Then Reznor got sober, recorded a comeback in 2005 ("With Teeth") and threw in two more full-length albums ("Year Zero" and "The Slip") and a double dose of instrumentals ("Ghosts I-IV") — all within the span of three years. If Saturday's show at Planet Hollywood's Theatre of Living Arts is any indication, Reznor is again comfortable in his own skin.

The band, sounding tight as ever, charged through a number of newer songs — all of them strong — before hitting the classic "March of the Pigs." Reznor was in full swing, tossing tambourines and water bottles into the crowd, abusing keyboards and flipping mic stands. During "Closer" he took a backseat to the band, singing to a camera that projected his face — red, grainy and distorted — onto a huge video screen. The crowd went nuts.

Then came "Gave Up," from 1992's "Broken" EP. Guitars have rarely sounded so loud and so good. As that number closed, the real spectacle began, with what appeared to be a fence descending from the ceiling, separating the band from the audience. Nine Inch Nails then launched into an instrumental stretch, with the fence serving as high-tech video screen. The band played behind a giant wall of static and then a waterfall.

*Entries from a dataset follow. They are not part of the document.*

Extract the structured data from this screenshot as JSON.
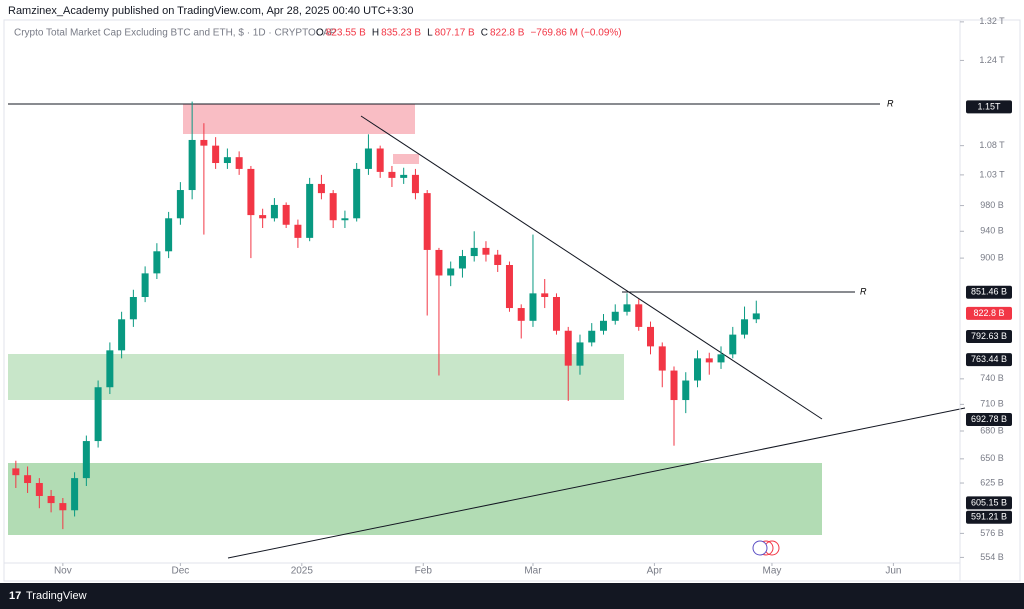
{
  "header": {
    "publisher": "Ramzinex_Academy published on TradingView.com, Apr 28, 2025 00:40 UTC+3:30"
  },
  "footer": {
    "brand": "TradingView"
  },
  "chart_data": {
    "type": "candlestick",
    "title": "Crypto Total Market Cap Excluding BTC and ETH, $ · 1D · CRYPTOCAP",
    "ohlc_legend": [
      {
        "label": "O",
        "value": "823.55 B"
      },
      {
        "label": "H",
        "value": "835.23 B"
      },
      {
        "label": "L",
        "value": "807.17 B"
      },
      {
        "label": "C",
        "value": "822.8 B"
      }
    ],
    "change": "−769.86 M (−0.09%)",
    "up_color": "#089981",
    "down_color": "#f23645",
    "log_scale": true,
    "grid": false,
    "xlim": [
      -2,
      241
    ],
    "xticks": [
      {
        "value": 12,
        "label": "Nov"
      },
      {
        "value": 42,
        "label": "Dec"
      },
      {
        "value": 73,
        "label": "2025"
      },
      {
        "value": 104,
        "label": "Feb"
      },
      {
        "value": 132,
        "label": "Mar"
      },
      {
        "value": 163,
        "label": "Apr"
      },
      {
        "value": 193,
        "label": "May"
      },
      {
        "value": 224,
        "label": "Jun"
      }
    ],
    "ylim": [
      549,
      1350
    ],
    "yticks": [
      {
        "value": 1320,
        "label": "1.32 T"
      },
      {
        "value": 1240,
        "label": "1.24 T"
      },
      {
        "value": 1080,
        "label": "1.08 T"
      },
      {
        "value": 1030,
        "label": "1.03 T"
      },
      {
        "value": 980,
        "label": "980 B"
      },
      {
        "value": 940,
        "label": "940 B"
      },
      {
        "value": 900,
        "label": "900 B"
      },
      {
        "value": 740,
        "label": "740 B"
      },
      {
        "value": 710,
        "label": "710 B"
      },
      {
        "value": 680,
        "label": "680 B"
      },
      {
        "value": 650,
        "label": "650 B"
      },
      {
        "value": 625,
        "label": "625 B"
      },
      {
        "value": 576,
        "label": "576 B"
      },
      {
        "value": 554,
        "label": "554 B"
      }
    ],
    "price_labels": [
      {
        "value": 1150,
        "label": "1.15T"
      },
      {
        "value": 851.46,
        "label": "851.46 B"
      },
      {
        "value": 822.8,
        "label": "822.8 B"
      },
      {
        "value": 792.63,
        "label": "792.63 B"
      },
      {
        "value": 763.44,
        "label": "763.44 B"
      },
      {
        "value": 692.78,
        "label": "692.78 B"
      },
      {
        "value": 605.15,
        "label": "605.15 B"
      },
      {
        "value": 591.21,
        "label": "591.21 B"
      }
    ],
    "annotations": [
      "R",
      "R"
    ],
    "x": [
      0,
      3,
      6,
      9,
      12,
      15,
      18,
      21,
      24,
      27,
      30,
      33,
      36,
      39,
      42,
      45,
      48,
      51,
      54,
      57,
      60,
      63,
      66,
      69,
      72,
      75,
      78,
      81,
      84,
      87,
      90,
      93,
      96,
      99,
      102,
      105,
      108,
      111,
      114,
      117,
      120,
      123,
      126,
      129,
      132,
      135,
      138,
      141,
      144,
      147,
      150,
      153,
      156,
      159,
      162,
      165,
      168,
      171,
      174,
      177,
      180,
      183,
      186,
      189
    ],
    "open": [
      640,
      633,
      625,
      612,
      605,
      598,
      630,
      669,
      730,
      775,
      815,
      845,
      878,
      910,
      960,
      1005,
      1090,
      1080,
      1050,
      1060,
      1040,
      965,
      960,
      981,
      950,
      930,
      1015,
      1000,
      957,
      960,
      1040,
      1075,
      1035,
      1025,
      1030,
      1000,
      912,
      875,
      885,
      903,
      915,
      905,
      890,
      830,
      813,
      850,
      845,
      800,
      756,
      785,
      800,
      813,
      825,
      835,
      805,
      780,
      750,
      715,
      738,
      765,
      760,
      770,
      795,
      815
    ],
    "high": [
      648,
      642,
      630,
      618,
      610,
      636,
      675,
      738,
      785,
      825,
      855,
      888,
      922,
      970,
      1018,
      1160,
      1120,
      1095,
      1075,
      1070,
      1045,
      975,
      992,
      985,
      958,
      1025,
      1030,
      1005,
      972,
      1050,
      1100,
      1080,
      1045,
      1042,
      1040,
      1005,
      915,
      895,
      912,
      940,
      925,
      912,
      895,
      835,
      935,
      870,
      850,
      805,
      795,
      810,
      822,
      835,
      850,
      842,
      812,
      785,
      755,
      748,
      775,
      772,
      780,
      805,
      832,
      840
    ],
    "low": [
      620,
      615,
      600,
      596,
      580,
      592,
      622,
      662,
      722,
      765,
      805,
      838,
      870,
      900,
      950,
      990,
      935,
      1040,
      1040,
      1030,
      900,
      945,
      955,
      945,
      915,
      925,
      990,
      945,
      945,
      955,
      1030,
      1025,
      1010,
      1015,
      990,
      820,
      744,
      860,
      872,
      895,
      895,
      880,
      825,
      790,
      805,
      830,
      795,
      714,
      745,
      780,
      795,
      808,
      820,
      800,
      770,
      730,
      664,
      700,
      730,
      745,
      752,
      765,
      790,
      810
    ],
    "close": [
      633,
      625,
      612,
      605,
      598,
      630,
      669,
      730,
      775,
      815,
      845,
      878,
      910,
      960,
      1005,
      1090,
      1080,
      1050,
      1060,
      1040,
      965,
      960,
      981,
      950,
      930,
      1015,
      1000,
      957,
      960,
      1040,
      1075,
      1035,
      1025,
      1030,
      1000,
      912,
      875,
      885,
      903,
      915,
      905,
      890,
      830,
      813,
      850,
      845,
      800,
      756,
      785,
      800,
      813,
      825,
      835,
      805,
      780,
      750,
      715,
      738,
      765,
      760,
      770,
      795,
      815,
      822.8
    ]
  }
}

At times Reznor, playing DJ and rocking the xylophone (yes, that's possible), pierced the image with a touch, revealing the band beneath.

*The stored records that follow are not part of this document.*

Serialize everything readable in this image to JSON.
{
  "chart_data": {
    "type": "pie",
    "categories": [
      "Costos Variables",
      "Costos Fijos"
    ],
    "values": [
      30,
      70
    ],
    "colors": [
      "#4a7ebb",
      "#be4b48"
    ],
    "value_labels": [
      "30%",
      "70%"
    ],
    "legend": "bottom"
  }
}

When it comes to rock as theater, it doesn't get much better.

The band closed its set with crowd favorites and live staples: "Piggy," "Wish," "Terrible Lie," and an epilepsy-inducing "Head Like a Hole."

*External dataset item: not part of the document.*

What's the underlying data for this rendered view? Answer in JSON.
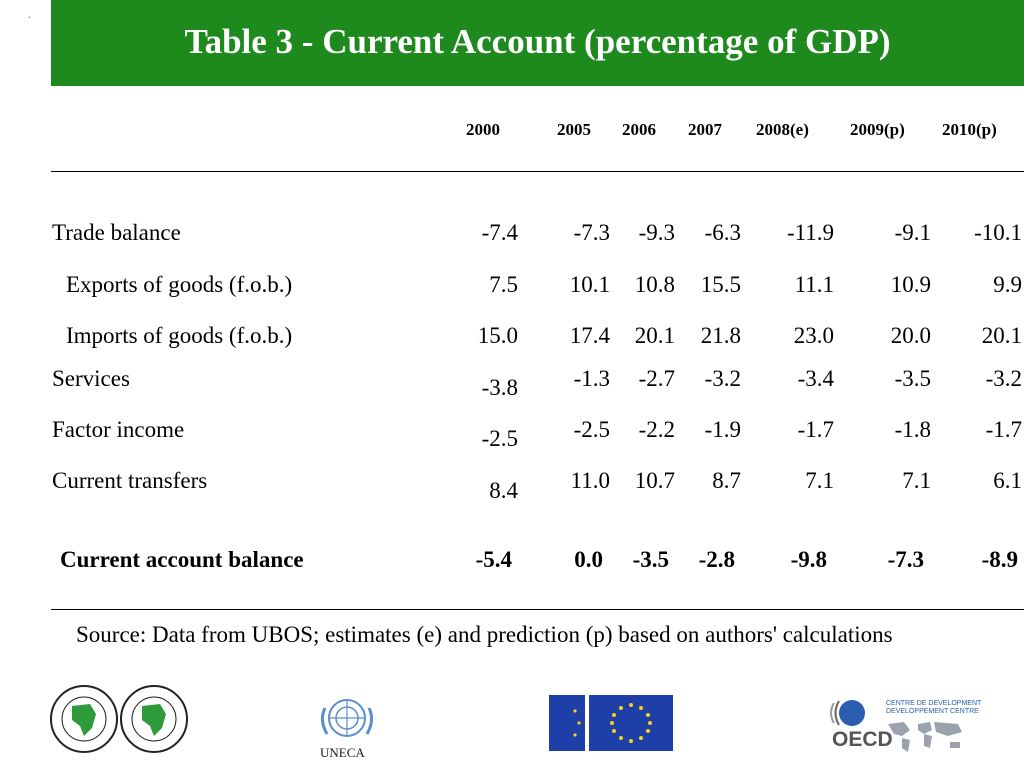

All told, it was a solid two hours, complete with an encore that featured two of the best "Downward Spiral" tracks — the industrial "Reptile" and the ballad "Hurt."

It was the last show of the tour, and Reznor, while thanking the crew and the crowd, closed on down note, announcing drummer Josh Freese and keyboardist Alessandro Cortini would be leaving the band. Reznor said he would be "deconstructing everything" and taking the band down to a four piece, to play some shows in Australia early next year.